裏切りは蜜の味

・作

遠距離恋愛中の彼氏がいる葉月はある日彼氏の裏アカを発見し、浮気を確信。そっちがその気ならと『相談がある』と言って呼んだのは彼氏の親友で葉月の男友達でもある大地。彼氏の親友と浮気することで憂さを晴らそうとするけれど…

高校から付き合ってる彼氏とは遠距離恋愛中だ。彼が地方の大学に進学したからだ。私はと言えば、高校よりは遠いが家から通える距離の大学に進学した。

長期休暇にはちょいちょい帰ってきてデートも一杯したし、離れてる分こまめに連絡も取っていた。

しかし、20歳と共にお酒を覚えたらしい彼は目に見えて連絡が減った。怪しいと思って私なりに探りを入れた所、彼氏の裏アカウントを発見。女性と腕を組んでる写真が多数。浮気を確信した。しかし、浮気とはいい身分だな。

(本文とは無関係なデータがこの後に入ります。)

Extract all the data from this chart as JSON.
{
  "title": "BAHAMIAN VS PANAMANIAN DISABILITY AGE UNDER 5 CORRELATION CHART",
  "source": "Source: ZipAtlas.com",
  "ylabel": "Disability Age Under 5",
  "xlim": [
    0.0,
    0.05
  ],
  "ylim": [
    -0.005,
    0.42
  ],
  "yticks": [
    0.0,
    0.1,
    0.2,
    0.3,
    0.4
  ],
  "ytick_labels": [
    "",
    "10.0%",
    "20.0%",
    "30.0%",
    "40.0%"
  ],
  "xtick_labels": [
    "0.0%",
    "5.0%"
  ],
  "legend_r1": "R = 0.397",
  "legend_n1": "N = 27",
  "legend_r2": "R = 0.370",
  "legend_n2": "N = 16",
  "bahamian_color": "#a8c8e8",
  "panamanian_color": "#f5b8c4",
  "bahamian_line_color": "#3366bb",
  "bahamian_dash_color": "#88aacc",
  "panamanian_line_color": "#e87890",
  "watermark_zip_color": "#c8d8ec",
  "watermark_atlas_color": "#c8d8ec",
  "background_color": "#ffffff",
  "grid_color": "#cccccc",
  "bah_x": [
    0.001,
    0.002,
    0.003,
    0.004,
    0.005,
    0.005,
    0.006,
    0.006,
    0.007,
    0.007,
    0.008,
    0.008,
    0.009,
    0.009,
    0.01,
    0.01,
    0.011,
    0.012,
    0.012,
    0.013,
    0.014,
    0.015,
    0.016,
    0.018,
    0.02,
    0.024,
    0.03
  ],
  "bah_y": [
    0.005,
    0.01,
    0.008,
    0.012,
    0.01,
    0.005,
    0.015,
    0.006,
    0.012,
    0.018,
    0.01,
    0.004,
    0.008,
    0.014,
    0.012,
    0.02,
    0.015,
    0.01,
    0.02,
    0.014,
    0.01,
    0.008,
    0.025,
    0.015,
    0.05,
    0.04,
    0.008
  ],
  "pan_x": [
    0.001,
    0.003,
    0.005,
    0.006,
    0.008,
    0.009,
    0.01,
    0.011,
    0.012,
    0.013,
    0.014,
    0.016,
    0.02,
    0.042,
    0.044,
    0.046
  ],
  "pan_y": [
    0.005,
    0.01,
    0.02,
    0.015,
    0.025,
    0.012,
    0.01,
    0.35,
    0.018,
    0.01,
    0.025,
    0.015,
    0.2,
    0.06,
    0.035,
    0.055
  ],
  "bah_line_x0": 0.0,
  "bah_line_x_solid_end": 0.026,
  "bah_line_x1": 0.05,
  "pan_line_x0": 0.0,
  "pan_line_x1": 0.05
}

そっちがその気なら、私にだって考えがある。ある人物へ電話を掛けた。

「おー、葉月久しぶりだな。どうした?」

「あ、もしもし大地君?近々会えないかな、相談したいことあるんだけど」

「いいよ、あ、明後日バイト休みだ」

「私も大丈夫。駅前で待ち合わせよ。飲みに行こうよ」

大地君は彼氏の親友で、高校の同級生だから私にとっても気の合う男友達。急な誘いに関わらず、文句のひとつも言わないところが彼のいいところだ。

*****

約束の日、ちょっと早く着いたけど、2分もしないうちに大地君は来た。

「早かったんだね、待った?」

「ううん、今来たところ。ちょっと早いけど行こうか」

「お店予約してくれたんだっけ?俺はチョイス自信ないからさー、ありがと助かる」

私から誘ったのにそう言ってくれる。他愛ない話をしながら私達は歩き出す。今日予約したのは秘密の話や相談にはうってつけの個室風の居酒屋。

「いいお店知ってるね。こういうとこ初めてきた」

「先輩に教えてもらったの。実は私も初めて」

適当なおつまみと烏龍茶とビールを注文する。あまりお酒強くないし、酔いからの勢いや戯言だと思われては困る。

「で、相談ってアイツの事?」

すぐに来たビールを飲みながら大地君がおもむろに切り出す。相談があると言った時点で彼氏絡みだとは思っていたんだろうけれど。

「うん、浮気されてるっぽい?てか、浮気されてる」

例の裏アカを見せる。大地君はちらっと見て、あちゃーみたいな感じで額を押さえた。

「まあ、まさに浮気の証拠だな。付き合ってもない女の子と腕とか組まないし」

「マジムカつく。許せない。私も浮気しちゃおうかなぁ…」

「いいね、俺と火遊びしちゃう?」

大地君は悪戯に笑っている。酔ってないからこれは勢いじゃない。

「火遊びしたいって言ったら、付き合ってくれるの?」

自分でも露骨すぎる誘い文句だと思う。大地君はちょっと驚いたあと、いいよと笑った。